Caught up in poetry and music, he released his first album in 1970, and became an instant youth star. Though "voluntarily withdrawn" be the record company due to political pressures, the album sold some 30,000 copies, and suddenly he was a spokesman for the new generation. It was a heady, amazing time, but only lasted a few short years. "Then all my fans, they cut their hair, they put on suits . . . I was all alone." Kan turned to writing and acting, eventually appearing in fifty movies and innumerable television shows. (His only performances available to international viewers are in "Merry Christmas Mr. Lawrence," maltreating David Bowie, and in the 1992 Japanese film "Topazu" [also known as "Tokyo Decadence"] by Ryu Murakami.)

By 1979, though, he had decided to devote himself to music once again. It was not an easy choice. His audience gone, he toured for several years in the bleakest conditions. "My electricity was shut off, my water was shut off. My first wife left, with our son." Still, he kept going, and gradually reemerged as a potent force in the Japanese musical underground. His current status is in some ways similar to that of Tom Waits, a unique voice that is unlike any other. Some call him a folksinger, some a rocker -- the wisest do not even try to classify him, but just listen.

In any case, we spent three weeks rambling around central and northern Japan, alternating Kan’s modernist experimentation with my old-time folk and blues, and it was a surprisingly good blend. The range of venues was beyond anything I could have imagined. Here are a few examples:

Doors, in Tokyo. A rock club, where the bathrooms were labeled "Jim" and "Janis," and the soundman asked whether we wanted him to run the smoke machine.

Jomon No Kai, a biannual festival in Iwaki. The 40th festival featured Kan and a variety of his favorite musicians, from a traditional shimasen virtuoso to jazz, rock, folk, and free improvisatory players, as well as dancers and action painters.

Basie, in Ichinoseki. I got the flavor of this room right off, when the owner greeted me with the words, "You call me Swifty. Count Basie gave me this nickname." A sophisticated jazz room, the walls lined with tens of thousands of classic LPs.

Aoni Onsen, Kuroishi.

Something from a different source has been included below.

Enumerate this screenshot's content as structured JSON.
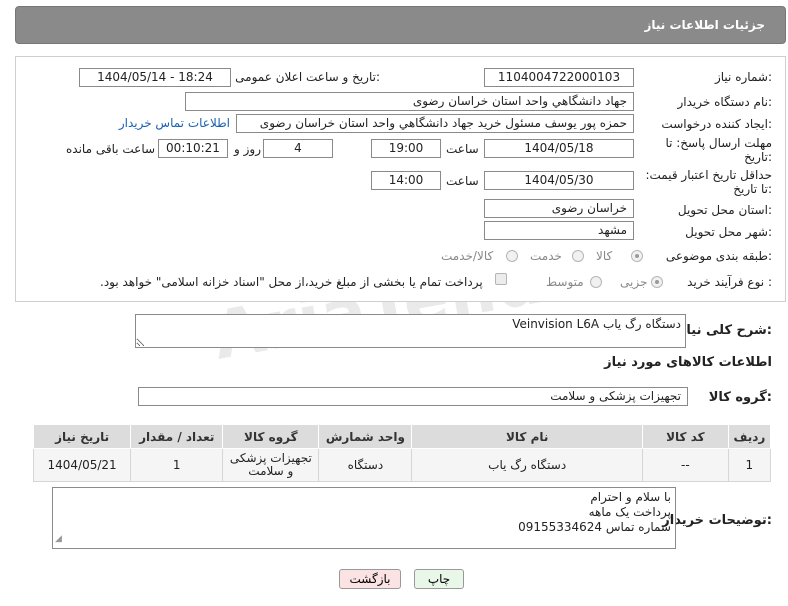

A hot springs, way out in the mountains of Aomori, so traditional that the rooms have no electricity, and light is provided by kerosene lanterns. Kan and I played a brief evening show, unamplified, to an audience clad in yukatas and kneeling on tatami mats.
Sculpture studio/storefront, Hakodate, Hokkaido. Owned by a friend of Kan’s, a sculptor from the indigenous Ainu ethnic group, this was a cluttered store on a busy street. The owner set up a sound system, and we played to a dozen seated listeners and whoever happened to be walking by, then had a mass barbecue on the sidewalk.

Kaze no Kobo (Wind Factory), Eigeni, near Kyoto. Another artist’s studio, this time a cloth painter with a gorgeous 110-year-old house, built of wood and paper. Once again, we played unaccompanied to an audience sitting on the tatami floor, with the screens open behind us to show the lovely Japanese garden.

All in all, it was an amazing experience, and I would encourage anyone reading this to become better acquainted with Mikami Kan’s work. His records are available from the forcedexposure website, which also has commentary on each of them. Other sites of interest include a long interview with him by Alan Cummings, and an entertaining piece by Kelly Burnett. All are well worth checking out, but none come close to the power of one of Mikami Kan’s live shows -- it is worth a trip to Japan just to see him stomping, shouting, and moaning with aching soul, transporting audiences in a way that only a handful of world artists can ever hope to match.